In: Telos, Band 4, S. 95-112
ISSN: 0040-2842, 0090-6514
These essays, written immediately after WWI, underwent a 2-pronged attack from both the Bolshevik left-wing & the Soc Democratic right-wing in the mid-1920's which relegated them to obscurity until their recent rediscovery. "What Is Orthodox Marxism" asserted that orthodoxy refers exclusively to adherence to the dialectical method, not any sacred texts or particular pol'al positions. In refutation of F. Engel's positivism, G. Lukacs proposed that there are no facts independent from theory which gives meaning to them. In "The Changing Function of Historical Materialism," Lukacs argued that contrary to bourgeois society where the class struggle was conducted from the bottom up, the advent of proletarian state power would reverse this; the class struggle would be carried out from the "top down." But in the 1930's Lukacs wrote an infamous self-criticism to publicly disengage himself from the themes in these essays.
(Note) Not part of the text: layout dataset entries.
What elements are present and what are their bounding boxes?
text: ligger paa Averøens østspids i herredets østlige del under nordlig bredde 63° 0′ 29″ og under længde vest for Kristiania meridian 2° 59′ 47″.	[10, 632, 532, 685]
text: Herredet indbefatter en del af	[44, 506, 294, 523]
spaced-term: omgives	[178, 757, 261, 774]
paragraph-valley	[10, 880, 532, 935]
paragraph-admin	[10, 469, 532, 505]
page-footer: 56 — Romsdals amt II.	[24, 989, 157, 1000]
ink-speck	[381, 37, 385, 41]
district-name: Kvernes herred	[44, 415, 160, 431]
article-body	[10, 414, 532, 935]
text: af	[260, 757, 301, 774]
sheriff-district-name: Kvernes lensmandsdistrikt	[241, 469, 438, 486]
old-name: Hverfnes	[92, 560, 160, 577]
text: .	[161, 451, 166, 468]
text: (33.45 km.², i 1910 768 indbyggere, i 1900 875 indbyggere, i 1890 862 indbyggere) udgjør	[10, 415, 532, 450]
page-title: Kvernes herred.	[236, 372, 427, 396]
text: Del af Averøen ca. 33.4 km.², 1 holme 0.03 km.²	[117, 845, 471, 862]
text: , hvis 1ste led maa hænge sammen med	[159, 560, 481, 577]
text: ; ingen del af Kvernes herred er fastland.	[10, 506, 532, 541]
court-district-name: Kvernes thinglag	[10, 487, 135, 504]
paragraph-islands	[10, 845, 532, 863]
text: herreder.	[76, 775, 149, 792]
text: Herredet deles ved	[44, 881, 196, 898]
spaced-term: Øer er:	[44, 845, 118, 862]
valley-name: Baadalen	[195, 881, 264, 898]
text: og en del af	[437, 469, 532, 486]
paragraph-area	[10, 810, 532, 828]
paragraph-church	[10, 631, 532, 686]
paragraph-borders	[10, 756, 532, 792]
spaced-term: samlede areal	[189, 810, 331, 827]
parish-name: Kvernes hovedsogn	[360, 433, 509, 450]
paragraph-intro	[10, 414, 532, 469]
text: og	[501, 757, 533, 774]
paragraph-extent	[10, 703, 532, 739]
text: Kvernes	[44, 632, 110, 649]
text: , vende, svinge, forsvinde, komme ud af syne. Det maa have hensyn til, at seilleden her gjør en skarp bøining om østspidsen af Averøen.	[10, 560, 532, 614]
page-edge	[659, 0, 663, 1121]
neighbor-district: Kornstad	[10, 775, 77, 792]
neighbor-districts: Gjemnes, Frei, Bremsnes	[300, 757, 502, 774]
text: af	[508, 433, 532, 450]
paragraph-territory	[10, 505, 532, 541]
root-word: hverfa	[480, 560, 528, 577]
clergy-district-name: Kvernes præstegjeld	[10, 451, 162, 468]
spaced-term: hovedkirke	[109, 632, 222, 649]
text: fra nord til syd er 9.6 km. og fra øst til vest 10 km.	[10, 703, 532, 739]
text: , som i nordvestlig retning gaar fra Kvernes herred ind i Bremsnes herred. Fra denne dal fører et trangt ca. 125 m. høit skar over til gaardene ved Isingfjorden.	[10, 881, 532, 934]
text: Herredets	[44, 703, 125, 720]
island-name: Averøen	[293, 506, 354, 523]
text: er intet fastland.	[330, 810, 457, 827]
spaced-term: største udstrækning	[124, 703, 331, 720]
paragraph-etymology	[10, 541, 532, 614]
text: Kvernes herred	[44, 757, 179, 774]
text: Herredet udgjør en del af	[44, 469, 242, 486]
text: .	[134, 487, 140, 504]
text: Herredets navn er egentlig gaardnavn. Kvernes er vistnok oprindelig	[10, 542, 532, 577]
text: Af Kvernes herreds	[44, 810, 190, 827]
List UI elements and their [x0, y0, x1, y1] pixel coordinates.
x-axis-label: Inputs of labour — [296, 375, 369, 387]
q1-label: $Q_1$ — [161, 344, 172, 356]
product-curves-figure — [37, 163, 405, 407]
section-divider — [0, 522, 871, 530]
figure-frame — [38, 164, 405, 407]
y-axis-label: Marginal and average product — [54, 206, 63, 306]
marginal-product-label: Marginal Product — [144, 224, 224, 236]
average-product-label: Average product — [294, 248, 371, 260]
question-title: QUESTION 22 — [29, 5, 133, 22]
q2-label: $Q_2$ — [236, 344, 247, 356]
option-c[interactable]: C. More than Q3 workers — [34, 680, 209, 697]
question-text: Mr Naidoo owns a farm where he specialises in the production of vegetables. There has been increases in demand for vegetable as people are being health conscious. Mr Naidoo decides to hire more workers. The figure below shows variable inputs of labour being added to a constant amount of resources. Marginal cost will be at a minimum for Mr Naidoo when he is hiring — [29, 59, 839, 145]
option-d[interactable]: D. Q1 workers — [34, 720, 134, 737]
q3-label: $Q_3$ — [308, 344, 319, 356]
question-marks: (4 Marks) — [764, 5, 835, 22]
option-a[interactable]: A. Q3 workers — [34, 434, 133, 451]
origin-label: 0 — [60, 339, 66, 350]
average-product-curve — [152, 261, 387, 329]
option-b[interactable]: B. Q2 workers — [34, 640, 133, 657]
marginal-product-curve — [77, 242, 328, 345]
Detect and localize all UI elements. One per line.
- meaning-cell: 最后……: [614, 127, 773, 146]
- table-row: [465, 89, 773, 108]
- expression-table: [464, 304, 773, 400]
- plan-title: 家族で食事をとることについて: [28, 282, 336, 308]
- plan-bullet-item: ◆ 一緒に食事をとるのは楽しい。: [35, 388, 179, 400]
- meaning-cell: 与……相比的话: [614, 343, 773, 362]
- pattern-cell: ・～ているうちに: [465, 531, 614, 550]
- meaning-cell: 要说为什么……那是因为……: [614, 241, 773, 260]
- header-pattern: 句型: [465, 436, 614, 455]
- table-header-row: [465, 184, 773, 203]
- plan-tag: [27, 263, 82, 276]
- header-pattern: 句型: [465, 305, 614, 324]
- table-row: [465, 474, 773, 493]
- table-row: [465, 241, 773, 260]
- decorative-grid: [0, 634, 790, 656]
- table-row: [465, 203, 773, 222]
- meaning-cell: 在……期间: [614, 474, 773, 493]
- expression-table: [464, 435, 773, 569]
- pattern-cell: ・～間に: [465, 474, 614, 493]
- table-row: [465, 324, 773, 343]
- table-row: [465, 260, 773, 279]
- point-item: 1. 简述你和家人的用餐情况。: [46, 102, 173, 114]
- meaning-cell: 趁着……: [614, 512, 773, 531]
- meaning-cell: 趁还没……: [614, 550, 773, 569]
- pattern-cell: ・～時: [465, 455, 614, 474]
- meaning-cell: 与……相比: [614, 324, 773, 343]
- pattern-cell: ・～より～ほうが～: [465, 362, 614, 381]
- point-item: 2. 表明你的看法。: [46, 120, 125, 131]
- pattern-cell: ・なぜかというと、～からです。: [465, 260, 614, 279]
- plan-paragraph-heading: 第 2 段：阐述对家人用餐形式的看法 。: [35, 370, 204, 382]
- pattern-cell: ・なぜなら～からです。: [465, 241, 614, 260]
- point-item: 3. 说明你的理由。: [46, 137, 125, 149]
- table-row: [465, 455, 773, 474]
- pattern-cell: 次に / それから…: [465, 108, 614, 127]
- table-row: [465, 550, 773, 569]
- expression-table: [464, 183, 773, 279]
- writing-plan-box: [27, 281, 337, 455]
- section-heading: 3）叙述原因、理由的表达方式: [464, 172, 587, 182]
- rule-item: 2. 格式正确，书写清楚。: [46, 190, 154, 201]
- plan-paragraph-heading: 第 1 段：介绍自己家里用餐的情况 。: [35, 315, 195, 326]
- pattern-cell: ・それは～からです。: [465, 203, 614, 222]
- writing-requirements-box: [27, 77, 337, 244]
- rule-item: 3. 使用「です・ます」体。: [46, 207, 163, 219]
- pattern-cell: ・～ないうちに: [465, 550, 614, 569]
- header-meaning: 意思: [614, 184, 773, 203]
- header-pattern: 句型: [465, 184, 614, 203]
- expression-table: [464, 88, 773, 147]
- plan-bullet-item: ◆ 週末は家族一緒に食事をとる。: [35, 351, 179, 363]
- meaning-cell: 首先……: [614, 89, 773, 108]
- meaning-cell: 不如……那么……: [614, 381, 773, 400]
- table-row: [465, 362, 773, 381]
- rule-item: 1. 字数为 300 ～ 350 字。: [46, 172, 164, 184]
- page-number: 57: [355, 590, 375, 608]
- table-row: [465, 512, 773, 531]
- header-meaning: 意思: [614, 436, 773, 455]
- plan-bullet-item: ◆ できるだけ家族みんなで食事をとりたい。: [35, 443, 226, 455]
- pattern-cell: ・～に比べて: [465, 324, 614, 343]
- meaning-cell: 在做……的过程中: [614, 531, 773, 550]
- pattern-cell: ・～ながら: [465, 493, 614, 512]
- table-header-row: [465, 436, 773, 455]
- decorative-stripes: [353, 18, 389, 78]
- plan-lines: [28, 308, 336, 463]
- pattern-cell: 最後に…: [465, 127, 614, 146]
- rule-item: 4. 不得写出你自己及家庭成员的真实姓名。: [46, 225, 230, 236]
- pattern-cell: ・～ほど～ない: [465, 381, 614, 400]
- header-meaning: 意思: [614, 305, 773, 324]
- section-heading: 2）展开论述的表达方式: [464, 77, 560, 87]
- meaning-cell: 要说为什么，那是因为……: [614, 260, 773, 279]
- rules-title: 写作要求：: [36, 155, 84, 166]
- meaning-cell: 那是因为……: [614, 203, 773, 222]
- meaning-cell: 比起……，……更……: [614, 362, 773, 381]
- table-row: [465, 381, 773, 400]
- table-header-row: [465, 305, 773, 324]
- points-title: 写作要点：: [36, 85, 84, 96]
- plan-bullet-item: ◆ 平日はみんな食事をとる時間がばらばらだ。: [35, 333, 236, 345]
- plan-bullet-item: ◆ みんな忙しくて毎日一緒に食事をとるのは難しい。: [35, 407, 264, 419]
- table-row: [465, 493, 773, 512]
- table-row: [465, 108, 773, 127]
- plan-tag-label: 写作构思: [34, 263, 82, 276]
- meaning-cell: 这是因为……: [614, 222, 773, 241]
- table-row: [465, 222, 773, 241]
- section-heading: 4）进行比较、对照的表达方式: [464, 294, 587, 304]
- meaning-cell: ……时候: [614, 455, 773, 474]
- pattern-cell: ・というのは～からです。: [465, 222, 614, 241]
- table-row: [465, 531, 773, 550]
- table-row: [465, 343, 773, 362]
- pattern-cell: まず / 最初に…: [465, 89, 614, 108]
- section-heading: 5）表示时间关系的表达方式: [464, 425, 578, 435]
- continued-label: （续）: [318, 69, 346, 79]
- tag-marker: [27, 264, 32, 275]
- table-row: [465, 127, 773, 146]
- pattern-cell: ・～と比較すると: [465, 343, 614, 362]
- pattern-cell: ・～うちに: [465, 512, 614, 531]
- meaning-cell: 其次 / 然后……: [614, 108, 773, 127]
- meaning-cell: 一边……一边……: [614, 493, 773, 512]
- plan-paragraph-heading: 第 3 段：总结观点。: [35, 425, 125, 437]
In 1967, Lukacs reassesed the positive strengths of his works: (1) the restoration of the dialectic to central pivot of marxism in oppositon to the revisionist vulgar materialism of the Soc Democrats; (2) the preservation of the notion of the totality which was eroded by the "scientificity" of Soc Democratic opportunism; (3) the defense of the dialectic as a rational life line running through K. Marx's thought; (4) the initiation of an investigation into the roots of alienation a decade prior to the publication of K. Marx's 1844 manuscripts; & (5) the attempts at at integration of Marx's early works with his later writings which avoided a split between the alleged young humanist & older dogmatist. In 1967, Lukacs recognized the following shortcomings in these essays: (a) an excessive amount of polemical sectarianism in behalf of a utopian theoretical purity that then characterized "occidental marxism" in its struggle against parliamentary tactics; (b) a theoretical error which separated society from nature & presented the dialectic as exclusively the methodology of the latter; (c) an underemphasis of the concept of labor which led to "voluntarism"; & (d) a disregard for the notion of praxis as being rooted in the concept of labor. A. Karmen.